Context
ASR.lab is a systematic evaluation platform for automatic speech recognition (ASR) engines. It enables comparing models from different architectures and organizations — OpenAI, Meta, NVIDIA, Alibaba — under controlled and reproducible acoustic conditions, through a fully declarative configuration interface (YAML).
Architecture
The benchmark pipeline chains configurable stages run as a Cartesian product:
- Audio degradation: applying realistic acoustic conditions (reverb, noise, compression) via VST3 plugins, with named preset management
- Audio enhancement (optional): denoising via
DemucsorDeepFilterNet, applied to the degraded audio - Loudness normalization: grid search across different LUFS levels conforming to the EBU R128 standard
- ASR transcription: processed through all enabled engines (Whisper, Wav2Vec2, NeMo, Vosk, SeamlessM4T, Moonshine, SenseVoice)

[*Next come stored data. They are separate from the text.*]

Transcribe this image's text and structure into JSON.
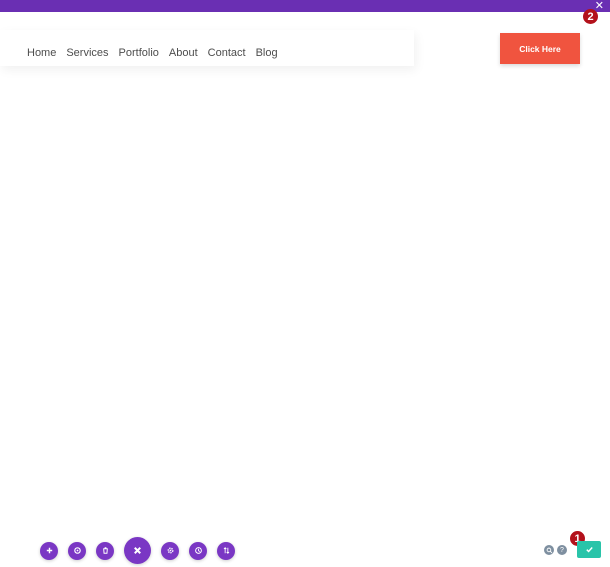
{
  "topbar": {
    "color": "#6a2fb3",
    "close_icon": "close-icon"
  },
  "nav": {
    "items": [
      {
        "label": "Home"
      },
      {
        "label": "Services"
      },
      {
        "label": "Portfolio"
      },
      {
        "label": "About"
      },
      {
        "label": "Contact"
      },
      {
        "label": "Blog"
      }
    ]
  },
  "cta": {
    "label": "Click Here",
    "color": "#f0543f"
  },
  "badges": {
    "first": "1",
    "second": "2"
  },
  "toolbar": {
    "buttons": [
      {
        "icon": "plus-icon"
      },
      {
        "icon": "power-icon"
      },
      {
        "icon": "trash-icon"
      },
      {
        "icon": "close-icon"
      },
      {
        "icon": "gear-icon"
      },
      {
        "icon": "history-icon"
      },
      {
        "icon": "sort-icon"
      }
    ],
    "color": "#7a37c4"
  },
  "bottom_right": {
    "search_icon": "search-icon",
    "help_icon": "help-icon",
    "save_icon": "check-icon",
    "save_color": "#29c4a9"
  }
}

- Metrics computation: WER, CER, MER, WIL, WIP — computed twice for each transcription (raw and normalized text), forming an additional grid search dimension
Each combination of degradation × enhancement × normalization × engine generates a distinct entry in the results, enabling exhaustive analysis of the factors affecting recognition performance.
Features
- Multi-engine: 7 supported and tested frameworks — Whisper, Wav2Vec2, NeMo, Vosk, SeamlessM4T, Moonshine, SenseVoice
- Automatic grid search: Cartesian product of all test parameters, configured in YAML
- Interactive reports: self-contained HTML with multi-criteria filters, scatter plots, heatmaps, word-level diffs, and CSV-exportable table — no client-side Pandas/Plotly dependency
- Live demo on Hugging Face Spaces
- Extensible: plugin architecture for adding new engines or metrics
- Open source under MIT license, Python 3.12+, dependency management via
uv
Impact
ASR.lab provides a concrete answer to the question “which ASR engine, under what conditions, for which language?” — a key decision for any large-scale transcription project. By making evaluation reproducible and exhaustive, it provides a solid factual basis for comparing open source solutions and guiding technical choices.